On 01/03/2024 1:10 pm, Ard Biesheuvel wrote:
> On Fri, 1 Mar 2024 at 13:51, Uros Bizjak <ubizjak@xxxxxxxxx> wrote:
>> On Fri, Mar 1, 2024 at 1:45 PM Ard Biesheuvel <ardb@xxxxxxxxxx> wrote:
>>> On Fri, 1 Mar 2024 at 13:39, tip-bot2 for Uros Bizjak
>>> <tip-bot2@xxxxxxxxxxxxx> wrote:
>>>> The following commit has been merged into the x86/boot branch of tip:
>>>>
>>>> Commit-ID: 721f791ce1cddfa5f2bf524ac14741bfa0f72697
>>>> Gitweb: https://git.kernel.org/tip/721f791ce1cddfa5f2bf524ac14741bfa0f72697
>>>> Author: Uros Bizjak <ubizjak@xxxxxxxxx>
>>>> AuthorDate: Wed, 24 Jan 2024 11:38:59 +01:00
>>>> Committer: Ingo Molnar <mingo@xxxxxxxxxx>
>>>> CommitterDate: Fri, 01 Mar 2024 12:47:37 +01:00
>>>>
>>>> x86/boot: Use 32-bit XOR to clear registers
>>>>
>>>> x86_64 zero extends 32-bit operations, so for 64-bit operands,
>>>> XORL r32,r32 is functionally equal to XORQ r64,r64, but avoids
>>>> a REX prefix byte when legacy registers are used.
>>>>
>>> ... and so this change is pointless churn when not using legacy
>>> registers, right?
>> Although there is no code size change with REX registers, it would
>> look weird to use XORQ with REX registers and XORL with legacy regs.
> You are changing an isolated occurrence of XORQ into XORL on the basis
> that XORQ 'looks weird', and would produce a longer opcode if the
> occurrence in question would be using a different register than it
> actually uses.
>
> Apologies for the bluntness, but in my book, this really falls firmly
> into the 'pointless churn' territory. The startup code is not
> performance critical, neither in terms of size nor in speed, and so
> I'd prefer to avoid these kinds of changes. Just my 2c, though - Ingo
> has already merged the patch.

Without trying to get into an argument here...
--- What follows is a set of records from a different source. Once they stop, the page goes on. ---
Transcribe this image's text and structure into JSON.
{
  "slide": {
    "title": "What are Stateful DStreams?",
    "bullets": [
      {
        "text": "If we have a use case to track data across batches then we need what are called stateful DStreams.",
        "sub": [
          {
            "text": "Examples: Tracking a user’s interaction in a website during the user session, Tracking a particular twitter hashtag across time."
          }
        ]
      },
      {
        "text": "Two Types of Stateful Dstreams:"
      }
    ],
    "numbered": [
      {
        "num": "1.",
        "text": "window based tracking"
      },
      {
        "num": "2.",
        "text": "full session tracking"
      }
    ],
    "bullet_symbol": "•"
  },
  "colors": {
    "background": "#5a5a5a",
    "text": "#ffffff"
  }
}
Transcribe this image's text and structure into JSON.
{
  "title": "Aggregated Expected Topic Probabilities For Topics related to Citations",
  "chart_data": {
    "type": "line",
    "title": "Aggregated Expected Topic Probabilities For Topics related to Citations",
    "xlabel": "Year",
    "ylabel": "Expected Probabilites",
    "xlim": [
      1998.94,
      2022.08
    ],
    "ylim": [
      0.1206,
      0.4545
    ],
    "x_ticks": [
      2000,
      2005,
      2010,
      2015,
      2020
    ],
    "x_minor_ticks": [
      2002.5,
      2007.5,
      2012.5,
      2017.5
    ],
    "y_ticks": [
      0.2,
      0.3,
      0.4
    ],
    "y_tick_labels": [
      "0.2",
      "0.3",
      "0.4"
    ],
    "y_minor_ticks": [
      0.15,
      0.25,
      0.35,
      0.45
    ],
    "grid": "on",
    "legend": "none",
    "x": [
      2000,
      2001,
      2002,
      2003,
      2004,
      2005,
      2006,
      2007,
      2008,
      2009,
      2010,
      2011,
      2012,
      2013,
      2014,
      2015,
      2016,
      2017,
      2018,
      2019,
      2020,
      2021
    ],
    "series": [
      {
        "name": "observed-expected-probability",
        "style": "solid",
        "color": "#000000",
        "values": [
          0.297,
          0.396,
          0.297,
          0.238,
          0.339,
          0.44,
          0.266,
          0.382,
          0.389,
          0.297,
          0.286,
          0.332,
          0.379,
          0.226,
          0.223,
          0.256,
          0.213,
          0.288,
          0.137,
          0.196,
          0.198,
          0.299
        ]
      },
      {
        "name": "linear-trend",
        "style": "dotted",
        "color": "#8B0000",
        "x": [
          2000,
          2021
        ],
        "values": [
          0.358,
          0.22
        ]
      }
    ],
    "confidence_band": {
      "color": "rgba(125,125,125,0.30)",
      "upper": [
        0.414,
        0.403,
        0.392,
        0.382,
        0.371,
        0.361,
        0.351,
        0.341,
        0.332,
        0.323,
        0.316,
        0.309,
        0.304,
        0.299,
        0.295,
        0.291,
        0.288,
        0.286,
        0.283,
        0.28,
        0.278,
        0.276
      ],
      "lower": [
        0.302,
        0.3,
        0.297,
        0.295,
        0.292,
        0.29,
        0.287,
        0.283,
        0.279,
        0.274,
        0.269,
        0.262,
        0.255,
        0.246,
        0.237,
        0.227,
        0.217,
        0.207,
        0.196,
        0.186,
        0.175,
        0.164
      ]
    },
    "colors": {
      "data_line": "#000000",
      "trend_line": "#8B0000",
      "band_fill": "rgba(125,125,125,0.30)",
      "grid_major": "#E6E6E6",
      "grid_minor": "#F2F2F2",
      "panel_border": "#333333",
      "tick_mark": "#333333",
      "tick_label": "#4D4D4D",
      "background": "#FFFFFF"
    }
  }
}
The better reason is that Silvermont Atoms don't recognise the 64bit
form as a zeroing idiom.  They only recognise the 32bit form of the idiom.

Therefore in fastpaths it is (marginally) important to xorl %r15d, %r15d
rather than xorq %r15, %r15.

But this instance is not a fastpath, and it also doesn't save any
encoding space, so I'm not sure it was really worth changing.

~Andrew